MOUVEMENT SOCIAL ENTRE VESTES ET GILETS JAUNES

Il faut bien parler de « mouvement social » avec les manifestions des gilets jaunes de ces derniers mois. Les ingrédients sociaux classiques sont en effet réunis, avec des revendications – même si elles sont très diverses et éparses – ; des mots d’ordre mobilisateurs pour des types d’action ; et une manière d’être solidaire.

Ce mouvement, comme tout mouvement social d’ailleurs, a ses caractéristiques et sur lesquelles il faut nécessairement porter attention. Son expression est déroutante parce que polymorphe et dynamisée par un nouvel acteur : les réseaux sociaux. Les réseaux politiques et syndicaux n’apparaissent plus dans le canal de communication, et leur réactivation ne semble passer que par la reprise ou l’adhésion aux revendications du mouvement lui-même. Dans ce mouvement, l’absence de leaders – et donc de responsables – rend difficile l’amorce d’une rencontre utile. L’atomisation du mouvement, rend difficile la communication structurelle. Son instantanéité – médiatique – d’expression directe empêche toute prise de recul et de rationalité, à la hauteur des enjeux soulevés. 

Pour les professionnels des Relations Sociales, ce mouvement social d’ampleur nationale en France est le premier de ce type, avec son lancement sur internet, ses tribunes d’actualisation et la localisation au dernier moment de ses manifestations. C’est également le premier mouvement de l’ère digitale, qui ne dispose – presque par nature – de structure intermédiaire, de porte-paroles ou de négociateurs. C’est le premier mouvement que l’on lance, et dont on ne maîtrise nullement les effets, et encore moins son développement et son issue.

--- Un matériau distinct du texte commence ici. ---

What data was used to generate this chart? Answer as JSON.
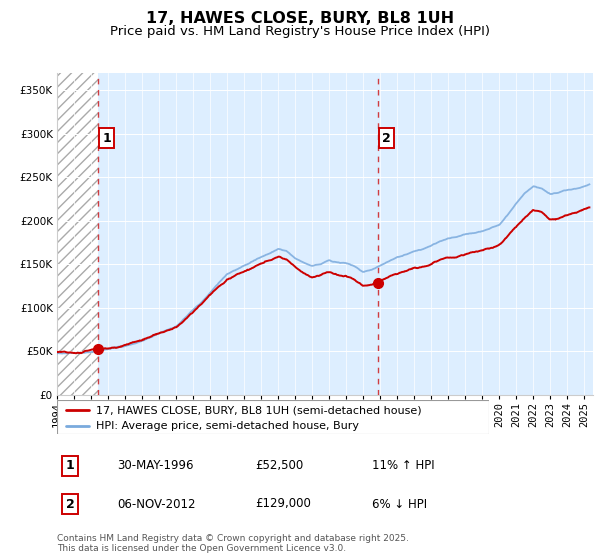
{
  "title": "17, HAWES CLOSE, BURY, BL8 1UH",
  "subtitle": "Price paid vs. HM Land Registry's House Price Index (HPI)",
  "legend_line1": "17, HAWES CLOSE, BURY, BL8 1UH (semi-detached house)",
  "legend_line2": "HPI: Average price, semi-detached house, Bury",
  "footer": "Contains HM Land Registry data © Crown copyright and database right 2025.\nThis data is licensed under the Open Government Licence v3.0.",
  "annotation1_label": "1",
  "annotation1_date": "30-MAY-1996",
  "annotation1_price": "£52,500",
  "annotation1_hpi": "11% ↑ HPI",
  "annotation2_label": "2",
  "annotation2_date": "06-NOV-2012",
  "annotation2_price": "£129,000",
  "annotation2_hpi": "6% ↓ HPI",
  "ylim": [
    0,
    370000
  ],
  "xlim_start": 1994.0,
  "xlim_end": 2025.5,
  "hatch_end_year": 1996.42,
  "sale1_year": 1996.42,
  "sale2_year": 2012.85,
  "sale1_price": 52500,
  "sale2_price": 129000,
  "line_color_red": "#cc0000",
  "line_color_blue": "#7aaadd",
  "background_color": "#ddeeff",
  "grid_color": "#ffffff",
  "title_fontsize": 11.5,
  "subtitle_fontsize": 9.5,
  "tick_fontsize": 7.5,
  "legend_fontsize": 8,
  "annotation_fontsize": 8.5,
  "footer_fontsize": 6.5,
  "yticks": [
    0,
    50000,
    100000,
    150000,
    200000,
    250000,
    300000,
    350000
  ],
  "years_hpi": [
    1994,
    1994.5,
    1995,
    1995.5,
    1996,
    1996.5,
    1997,
    1997.5,
    1998,
    1998.5,
    1999,
    1999.5,
    2000,
    2000.5,
    2001,
    2001.5,
    2002,
    2002.5,
    2003,
    2003.5,
    2004,
    2004.5,
    2005,
    2005.5,
    2006,
    2006.5,
    2007,
    2007.5,
    2008,
    2008.5,
    2009,
    2009.5,
    2010,
    2010.5,
    2011,
    2011.5,
    2012,
    2012.5,
    2013,
    2013.5,
    2014,
    2014.5,
    2015,
    2015.5,
    2016,
    2016.5,
    2017,
    2017.5,
    2018,
    2018.5,
    2019,
    2019.5,
    2020,
    2020.5,
    2021,
    2021.5,
    2022,
    2022.5,
    2023,
    2023.5,
    2024,
    2024.5,
    2025,
    2025.3
  ],
  "hpi_values": [
    47000,
    47200,
    47500,
    48000,
    49000,
    50500,
    52000,
    54000,
    56000,
    59000,
    62000,
    66000,
    71000,
    75000,
    79000,
    88000,
    97000,
    107000,
    118000,
    128000,
    138000,
    143000,
    148000,
    153000,
    158000,
    163000,
    168000,
    165000,
    158000,
    153000,
    148000,
    150000,
    155000,
    153000,
    152000,
    148000,
    142000,
    144000,
    148000,
    153000,
    158000,
    161000,
    165000,
    168000,
    172000,
    176000,
    180000,
    182000,
    185000,
    186000,
    188000,
    191000,
    195000,
    207000,
    220000,
    232000,
    240000,
    237000,
    230000,
    232000,
    235000,
    237000,
    240000,
    242000
  ]
}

Si le mouvement des « gilets jaunes » semble se perdre dans les seules manifestations : il contribue cependant, en ce moment même, à modifier les rapports sociaux dans les entreprises, hérités de notre pacte social de 1945. Je suis témoin dans récentes missions auprès des entreprises, ou bien encore dans les témoignages de DRH et Délégués Syndicaux dans les formations aux Relations Sociales de Paris Dauphine, de ce changement qui s’opère dans les rapports sociaux au sein des entreprises ; notamment dans lesquelles le corps initial de protestation des « gilets jaunes » était socialement issu. On assiste, sur le « terrain » à une remise en cause accentuée, par la « base », des positions des leaders syndicaux et à la maitrise difficile pour ceux-ci, de cette expression directe. La régulation sociale de tout un corps intermédiaire, est en train de se modifier. La nature des récentes revendications empruntent largement à l’esprit des « gilets jaunes » où l’on voit fleurir des comparaisons entre les niveaux de salaires ; des demandes d’alignements de prestations cadres/non cadres ; des expressions sur le transport, le logement…. Des revendications de « classe ». Un autre changement est observé, celui de la nature projetée de la manifestation ou du mouvement social. Ainsi les propos et les menaces s’inscrivent peu à peu dans les mêmes modalités de blocage, de violence, de rapport direct, que celles exprimées par la base sociale des « gilets jaunes ». Un phénomène de base pousse, ici ou là, les organisations syndicales vers une expression plus vindicative, afin de garder la maitrise des évènements. Or, si ces dernières ne sont plus en mesure d’assumer cette canalisation de la revendication et de la violence sociale, nous risquons de vivre à l’avenir, des moments difficiles lors des négociations salaries, des changements d’organisations ou lors de plans sociaux. Plus que jamais la qualité du dialogue social et le professionnalisme des leaders syndicaux offrent la meilleure prévention de ce phénomène.